At halftime, they head back down to the locker room to change uniforms and rehearse their next performance, which follows the second timeout in the third quarter. In the fourth quarter, the dancers take their customary spot along the rail in Section 109. Depending on the flow of the game (the fourth quarter is always an impromptu decision based on the vibe of a particular night), the girls will perform multiple “tags,” mini-dances that get the fans involved.
Whitney Foster, in her fourth year and serving as a co-captain, came to Dallas after three years as a cheerleader at the University of Houston. For this daughter of a pastor, it has been a journey.

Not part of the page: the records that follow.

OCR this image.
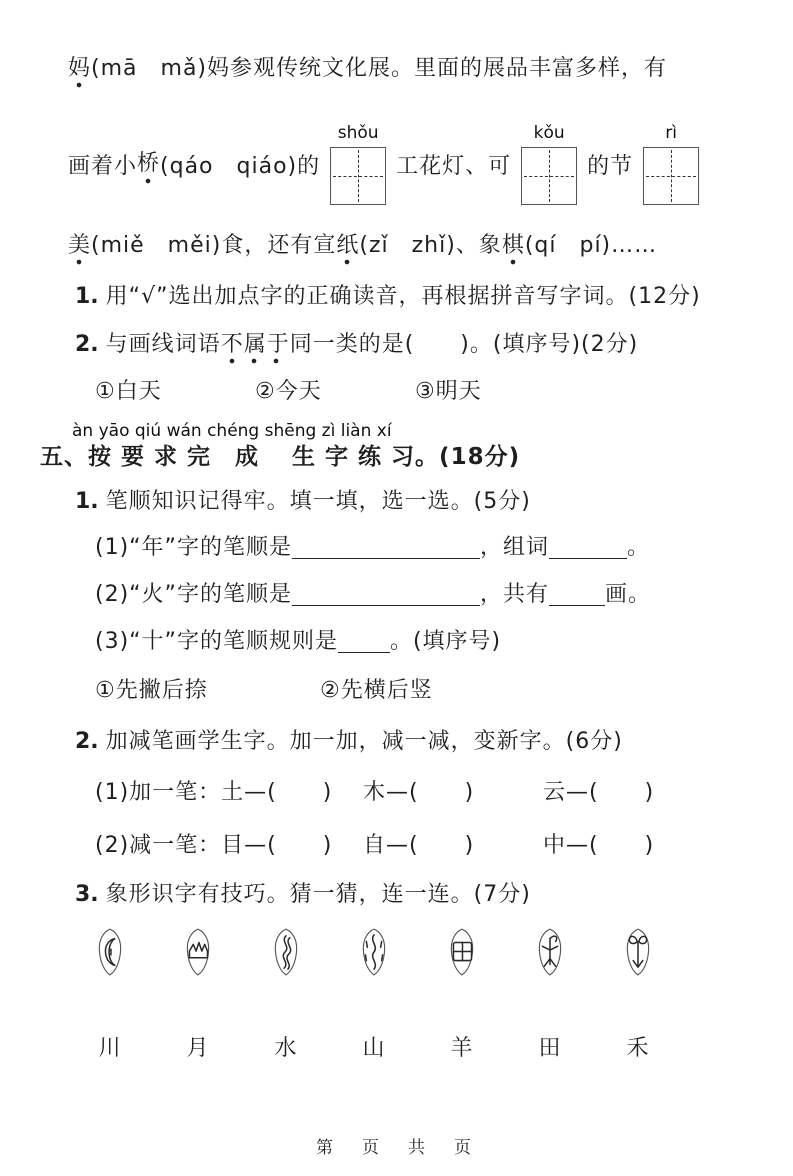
妈(mā　mǎ)妈参观传统文化展。里面的展品丰富多样，有
画着小 桥 (qáo　qiáo)的
shǒu
工花灯、可
kǒu
的节
rì
美(miě　měi)食，还有宣纸(zǐ　zhǐ)、象棋(qí　pí)……
1. 用“√”选出加点字的正确读音，再根据拼音写字词。(12分)
2. 与画线词语不属于同一类的是(　　)。(填序号)(2分)
①白天	②今天	③明天
àn yāo qiú wán chéng shēng zì liàn xí
五、按 要 求 完　成　 生 字 练 习。(18分)
1. 笔顺知识记得牢。填一填，选一选。(5分)
(1)“年”字的笔顺是	，组词	。
(2)“火”字的笔顺是	，共有	画。
(3)“十”字的笔顺规则是 。(填序号)
①先撇后捺	②先横后竖
2. 加减笔画学生字。加一加，减一减，变新字。(6分)
(1)加一笔：土—(　　)	木—(　　)	云—(　　)
(2)减一笔：目—(　　)	自—(　　)	中—(　　)
3. 象形识字有技巧。猜一猜，连一连。(7分)
川	月	水	山	羊	田	禾
第　页　共　页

“When I first tried out, I did not know anything about dancing and did not even make it my first year,” she said. “Since I came from a cheerleading background, I did not know what to expect. I always tell girls now that are trying out: Do not get nervous — get excited.”
As the regular season winds down and the Mavs battle for a playoff spot, every game is magnified. The Mavs, the oldest team in the league with an average player age of 30.3 years, will need every shot of adrenaline they can get from the capacity crowds. And the Mavs Dancers are a big part of ratcheting up the energy level inside the arena.
Nobody knows that better than Mavs owner Mark Cuban. “We are not in the business of selling basketball. We are in the business of selling fun,” Cuban wrote on his blog, blogmaverick.com, late last year. “I want [the fans] always looking up [not at their phones] ... at the game and the entertainment in the arena. You can’t cheer if you aren’t watching. It’s my job to give you something other than the game to look up at.”